Is Alaska Cold Home-Made?

My post from a couple of weeks ago about cold on the North Slope elicited a comment from a reader about the origin of the very low temperatures.  Specifically, the comment asked whether it was accurate to suggest that the cold was imported from farther north in the Arctic; my post stated that high pressure was acting to "funnel very cold air into northern Alaska".  Surely, the reader asked, Alaska's cold develops in situ when there's no competing warm influx to prevent it.  After all, there's not much severe cold over the Arctic Ocean these days, so how can the North Slope cold have its origin farther north?

The answer to this question is that both ideas have validity.  Valley-level surface cold across interior and northern Alaska certainly is generated locally when conditions are right (clear skies, calm winds), but it's also true that surface conditions are powerfully influenced by the thermal quality of the large-scale air mass.  When it's warm aloft, temperatures at the surface are usually warm and are never severely cold; but when it's cold aloft, then the surface is usually very cold and is rarely warmer than normal.

The overall correlation can be illustrated with a scatter plot of December-February 850mb temperatures and daily minimum temperatures at Fairbanks:

Slightly more than half of the variance in daily minimum temperatures is explained by temperatures aloft (850mb is around 1200-1400m above sea level).  Taking -40° as a benchmark for severe winter cold, this only happens when 850mb temperatures are below normal, and more often 850mb temperatures are significantly below normal.

The correlation with temperatures higher up in the atmosphere is smaller, of course, but it's still significant.


Similarly, the recent cold spell at Umiat (as low as -56°F 10 days ago) was associated with colder than normal conditions aloft.  The chart below shows the rather close correspondence of surface and 850mb temperatures in the past several weeks - but note that I've used upper-air data from the nearest sounding site at Utqiaġvik, about 170 miles to the northwest.


Here are the scatter plots of Umiat daily minimum temperatures and Utqiaġvik upper-air temperatures:


I also looked at the correlations in terms of daily departure from normal, rather than absolute temperatures - see below.  As it turns out, it makes very little difference in this analysis.

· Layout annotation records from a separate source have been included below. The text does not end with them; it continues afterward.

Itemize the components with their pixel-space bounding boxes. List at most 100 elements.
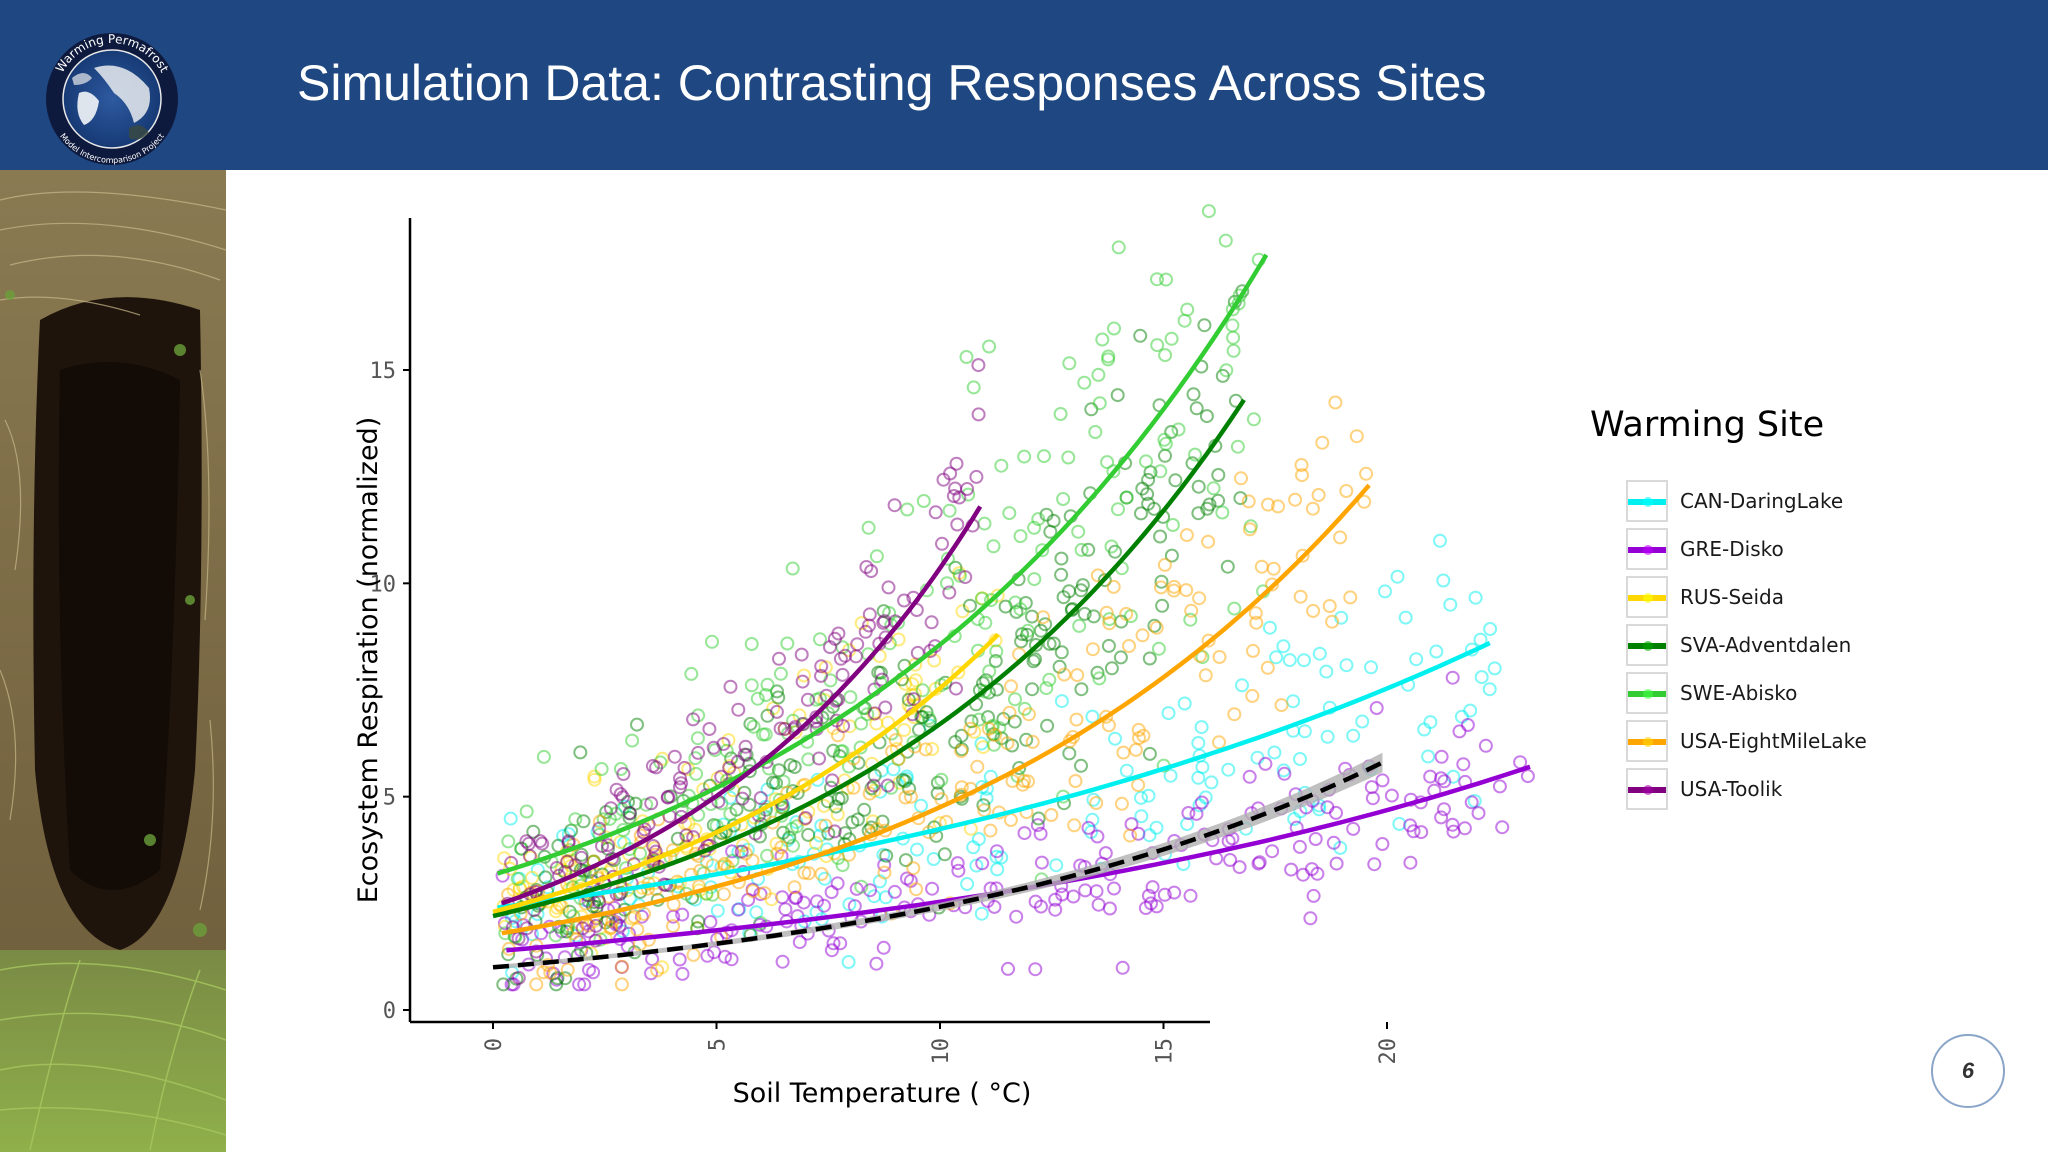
data-point [1421,749,1436,764]
data-point [1119,763,1134,778]
data-point [1013,529,1028,544]
data-point [916,494,931,508]
data-point [1089,884,1104,899]
data-point [1084,402,1099,417]
data-point [959,350,974,364]
data-point [969,469,984,484]
data-point [824,885,839,900]
data-point [1254,559,1269,574]
data-point [1095,332,1110,347]
data-point [1141,472,1156,487]
data-point [1445,670,1460,685]
data-point [990,862,1005,877]
data-point [1429,644,1444,659]
data-point [1364,660,1378,675]
data-point [914,798,928,813]
data-point [861,520,876,535]
data-point [1266,561,1281,576]
data-point [1180,817,1195,832]
data-point [1456,757,1471,772]
data-point [830,807,845,822]
data-point [1211,468,1226,482]
data-point [1198,668,1213,683]
axis-ticks: 0510150 5 10 15 20 [370,359,1402,1065]
data-point [1378,584,1392,599]
data-point [1153,529,1168,544]
data-point [1225,318,1240,333]
data-point [1111,240,1126,255]
data-point [1074,758,1088,773]
data-point [1306,888,1321,903]
data-point [686,947,701,962]
data-point [1191,479,1206,494]
page-number-badge: 6 [1931,1034,2005,1108]
data-point [1315,435,1330,450]
data-point [745,853,760,868]
data-point [1049,858,1064,873]
legend-item-usa-eightmilelake: USA-EightMileLake [1626,717,1930,765]
data-point [1179,528,1194,543]
data-point [723,679,738,694]
data-point [1106,579,1121,594]
data-point [843,690,858,705]
data-point [1107,881,1121,896]
y-tick-label: 5 [383,786,396,811]
data-point [1286,694,1301,709]
data-point [614,977,629,992]
data-point [1098,846,1113,861]
legend-label: RUS-Seida [1680,585,1784,609]
data-point [1349,429,1364,444]
legend-swatch-icon [1626,480,1668,522]
data-point [1308,832,1323,846]
data-point [1232,860,1247,875]
data-point [1319,664,1334,679]
x-tick-label: 20 [1376,1038,1401,1065]
data-point [1276,639,1291,654]
data-point [1054,694,1069,709]
data-point [994,458,1009,473]
data-point [1454,709,1469,724]
x-axis-label: Soil Temperature ( °C) [733,1078,1032,1109]
data-point [1482,682,1497,697]
data-point [1150,338,1165,353]
legend-swatch-icon [1626,528,1668,570]
data-point [1101,638,1116,653]
data-point [869,549,884,564]
data-point [1009,909,1024,924]
data-point [573,745,588,760]
data-point [1306,603,1321,618]
data-point [1158,448,1172,463]
data-point [1077,375,1092,390]
data-point [1110,388,1125,403]
data-point [1168,473,1183,488]
data-point [1107,321,1121,336]
data-point [1092,396,1107,411]
data-point [1142,746,1157,761]
data-point [675,966,690,981]
data-point [1329,805,1343,820]
data-point [1409,652,1424,667]
data-point [594,762,609,776]
data-point [731,702,746,717]
data-point [1141,788,1156,803]
data-point [1320,729,1335,744]
data-point [1165,518,1180,532]
data-point [1433,533,1447,548]
data-point [1226,343,1241,358]
data-point [1468,590,1483,605]
data-point [743,716,758,731]
data-point [1292,839,1307,854]
data-point [1088,425,1103,439]
data-point [1191,770,1206,785]
data-point [1443,597,1458,612]
data-point [1139,454,1153,469]
data-point [775,954,790,969]
data-point [934,772,949,787]
data-point [1194,720,1209,735]
legend-swatch-icon [1626,672,1668,714]
data-point [906,861,921,876]
data-point [1284,862,1299,877]
data-point [887,498,902,513]
data-point [792,935,807,950]
data-point [1184,603,1199,618]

To summarize, historical data show that about half of the variance of winter daily temperature is explained by the temperature of the air aloft, which in turn is largely dictated by the source region of the air mass.  So while it's fair to say that Alaska's cold can be greatly amplified in situ - for example under a strong inversion with clear skies and calm winds - the coldest episodes are never just home-made; you need both cold air aloft AND favorable surface conditions to take the thermometer down to its lowest levels.